There's no denying it – Auckland, especially the downtown area, gets some bad press. Much of it, unsurprisingly, is road-related.
The temporary disruption is annoying. However, above the streets, the city has another dimension. Like all cities, Auckland – yes, even Auckland – is a vertical creation. If you raise your gaze, you can see the results of a century-and-a-half of design ambition. Up higher it expresses itself in a more sophisticated language – in the columns, parapets and pediments of older buildings and the sleeker facades of more recent structures.
Auckland has a lot to offer the architecturally curious. The latest edition of Auckland Architecture: A Walking Guide presents 65 buildings, grouped into five itineraries in an inner-city catchment defined by the ridgeline running along Ponsonby and Karangahape roads and extending into the Domain. Here are half a dozen buildings worth a closer look.
Sited near the harbour, separated spatially by a couple of city blocks and chronologically by nearly half a century, are the two most elegant buildings in downtown Auckland. West Plaza, on the corner of Customs St West and Albert St, was completed in 1974, to the design of the firm of Price Adams Dodd. The slim, elliptical building is almost impossibly graceful, especially for a commercial building. It's very unlikely that a contemporary developer would opt for such a refined shape over an easily partitioned rectangular box.

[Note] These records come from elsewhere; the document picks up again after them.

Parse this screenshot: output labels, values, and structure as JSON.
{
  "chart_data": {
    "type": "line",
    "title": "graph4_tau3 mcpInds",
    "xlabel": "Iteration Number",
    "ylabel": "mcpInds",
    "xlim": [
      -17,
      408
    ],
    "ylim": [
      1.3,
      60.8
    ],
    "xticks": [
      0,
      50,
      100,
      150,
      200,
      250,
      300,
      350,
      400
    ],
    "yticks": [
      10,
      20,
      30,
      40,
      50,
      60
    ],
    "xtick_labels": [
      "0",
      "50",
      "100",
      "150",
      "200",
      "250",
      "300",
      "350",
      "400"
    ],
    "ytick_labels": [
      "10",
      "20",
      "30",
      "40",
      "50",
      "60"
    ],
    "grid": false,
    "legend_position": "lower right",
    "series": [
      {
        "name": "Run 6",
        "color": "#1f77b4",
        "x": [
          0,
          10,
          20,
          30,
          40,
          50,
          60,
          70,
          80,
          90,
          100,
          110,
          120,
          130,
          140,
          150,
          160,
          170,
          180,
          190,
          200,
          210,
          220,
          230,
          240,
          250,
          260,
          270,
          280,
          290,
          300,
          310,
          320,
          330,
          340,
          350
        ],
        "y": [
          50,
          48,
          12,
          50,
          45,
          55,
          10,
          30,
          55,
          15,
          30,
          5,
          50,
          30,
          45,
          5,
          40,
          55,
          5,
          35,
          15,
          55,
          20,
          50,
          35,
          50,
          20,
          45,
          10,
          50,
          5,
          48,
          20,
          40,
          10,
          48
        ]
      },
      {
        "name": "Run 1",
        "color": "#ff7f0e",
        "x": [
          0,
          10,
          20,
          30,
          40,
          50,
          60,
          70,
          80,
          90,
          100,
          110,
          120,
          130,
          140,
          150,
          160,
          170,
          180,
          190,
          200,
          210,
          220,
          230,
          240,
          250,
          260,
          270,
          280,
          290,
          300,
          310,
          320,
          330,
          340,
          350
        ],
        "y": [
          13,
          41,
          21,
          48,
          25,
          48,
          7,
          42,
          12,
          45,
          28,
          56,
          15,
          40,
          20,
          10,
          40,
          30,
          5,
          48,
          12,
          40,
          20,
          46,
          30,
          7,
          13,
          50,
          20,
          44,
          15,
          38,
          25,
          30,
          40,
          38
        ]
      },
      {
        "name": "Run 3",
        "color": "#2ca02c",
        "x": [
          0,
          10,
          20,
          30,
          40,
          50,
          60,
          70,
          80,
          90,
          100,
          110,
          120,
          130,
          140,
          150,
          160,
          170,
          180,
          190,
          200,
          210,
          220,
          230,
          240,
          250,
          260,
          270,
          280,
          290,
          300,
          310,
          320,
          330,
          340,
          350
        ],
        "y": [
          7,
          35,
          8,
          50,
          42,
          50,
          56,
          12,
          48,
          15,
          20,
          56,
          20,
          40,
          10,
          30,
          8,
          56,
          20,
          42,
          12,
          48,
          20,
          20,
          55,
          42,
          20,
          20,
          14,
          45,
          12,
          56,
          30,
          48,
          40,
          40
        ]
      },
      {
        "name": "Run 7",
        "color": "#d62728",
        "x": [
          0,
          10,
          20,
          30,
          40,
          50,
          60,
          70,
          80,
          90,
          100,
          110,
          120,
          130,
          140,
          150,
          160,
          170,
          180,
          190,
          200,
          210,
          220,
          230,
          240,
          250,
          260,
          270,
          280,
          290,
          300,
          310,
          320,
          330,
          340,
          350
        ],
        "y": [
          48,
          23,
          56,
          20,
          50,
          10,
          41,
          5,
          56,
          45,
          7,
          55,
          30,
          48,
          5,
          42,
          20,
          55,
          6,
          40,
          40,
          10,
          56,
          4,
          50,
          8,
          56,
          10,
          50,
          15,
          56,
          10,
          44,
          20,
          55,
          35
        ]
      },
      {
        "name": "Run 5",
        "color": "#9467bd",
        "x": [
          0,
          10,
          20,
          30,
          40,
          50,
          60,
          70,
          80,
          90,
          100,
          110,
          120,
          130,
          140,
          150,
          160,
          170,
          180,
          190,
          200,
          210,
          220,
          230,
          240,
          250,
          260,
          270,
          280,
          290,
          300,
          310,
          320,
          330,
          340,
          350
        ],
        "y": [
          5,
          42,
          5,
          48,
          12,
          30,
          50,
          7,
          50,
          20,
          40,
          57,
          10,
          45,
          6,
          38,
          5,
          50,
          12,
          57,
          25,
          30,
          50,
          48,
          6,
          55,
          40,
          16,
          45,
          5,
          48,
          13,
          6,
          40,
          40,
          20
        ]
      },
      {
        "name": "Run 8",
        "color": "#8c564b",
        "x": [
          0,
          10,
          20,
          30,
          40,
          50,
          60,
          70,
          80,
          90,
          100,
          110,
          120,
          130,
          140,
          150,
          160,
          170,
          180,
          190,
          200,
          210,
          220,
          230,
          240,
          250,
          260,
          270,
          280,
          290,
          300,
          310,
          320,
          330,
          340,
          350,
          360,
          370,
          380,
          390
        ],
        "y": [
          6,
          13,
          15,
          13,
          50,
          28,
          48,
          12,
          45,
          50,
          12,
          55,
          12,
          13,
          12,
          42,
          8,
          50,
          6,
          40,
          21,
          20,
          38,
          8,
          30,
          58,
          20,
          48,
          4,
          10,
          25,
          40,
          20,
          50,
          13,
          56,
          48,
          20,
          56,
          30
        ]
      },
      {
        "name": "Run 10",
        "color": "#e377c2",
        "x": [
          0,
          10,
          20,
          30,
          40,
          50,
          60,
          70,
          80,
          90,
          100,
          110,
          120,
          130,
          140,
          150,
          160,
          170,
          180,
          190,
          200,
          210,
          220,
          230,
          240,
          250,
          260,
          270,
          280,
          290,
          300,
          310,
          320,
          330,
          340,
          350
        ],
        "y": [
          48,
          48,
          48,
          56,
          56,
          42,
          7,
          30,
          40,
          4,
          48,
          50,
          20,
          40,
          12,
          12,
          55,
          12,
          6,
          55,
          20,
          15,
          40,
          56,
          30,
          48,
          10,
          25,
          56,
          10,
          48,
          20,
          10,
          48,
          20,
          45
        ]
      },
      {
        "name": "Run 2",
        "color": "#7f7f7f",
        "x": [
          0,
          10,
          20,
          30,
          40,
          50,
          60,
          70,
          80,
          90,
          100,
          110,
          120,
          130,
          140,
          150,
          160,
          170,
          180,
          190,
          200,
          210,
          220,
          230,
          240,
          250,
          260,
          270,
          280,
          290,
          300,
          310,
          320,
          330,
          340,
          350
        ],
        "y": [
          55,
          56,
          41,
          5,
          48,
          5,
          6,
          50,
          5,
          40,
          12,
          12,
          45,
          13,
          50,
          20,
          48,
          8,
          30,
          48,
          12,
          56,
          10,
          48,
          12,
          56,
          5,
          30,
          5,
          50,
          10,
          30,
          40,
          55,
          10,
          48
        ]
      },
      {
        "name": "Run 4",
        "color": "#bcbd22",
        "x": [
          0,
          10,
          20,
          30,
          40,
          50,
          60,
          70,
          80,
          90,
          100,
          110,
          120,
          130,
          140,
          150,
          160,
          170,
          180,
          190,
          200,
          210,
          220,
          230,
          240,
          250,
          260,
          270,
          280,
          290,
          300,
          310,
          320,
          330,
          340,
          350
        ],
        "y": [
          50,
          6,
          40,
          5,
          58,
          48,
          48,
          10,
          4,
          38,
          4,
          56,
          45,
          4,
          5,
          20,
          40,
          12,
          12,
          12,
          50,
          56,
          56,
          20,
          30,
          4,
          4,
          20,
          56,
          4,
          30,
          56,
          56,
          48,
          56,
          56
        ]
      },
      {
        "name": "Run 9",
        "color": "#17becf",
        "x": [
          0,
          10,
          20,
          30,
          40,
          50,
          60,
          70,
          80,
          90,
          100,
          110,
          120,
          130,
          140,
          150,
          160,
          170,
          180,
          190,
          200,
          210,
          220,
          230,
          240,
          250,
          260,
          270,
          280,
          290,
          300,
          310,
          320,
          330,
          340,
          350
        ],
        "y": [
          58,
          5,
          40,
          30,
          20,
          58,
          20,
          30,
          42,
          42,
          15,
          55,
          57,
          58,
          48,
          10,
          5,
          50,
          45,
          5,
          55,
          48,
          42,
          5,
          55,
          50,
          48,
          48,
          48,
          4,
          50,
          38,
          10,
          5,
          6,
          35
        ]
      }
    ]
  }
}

From last year, West Plaza no longer exists in solitary downtown elegance. The Hotel Britomart on Galway St is the latest addition to the Britomart precinct. The building, designed by Cheshire Architects, combines clarity of form with textural richness. With its sheer, flat facades clad in bespoke bricks, the Hotel Britomart pulls off the difficult trick of simultaneously standing out from, and fitting in with, the restored heritage buildings on its block.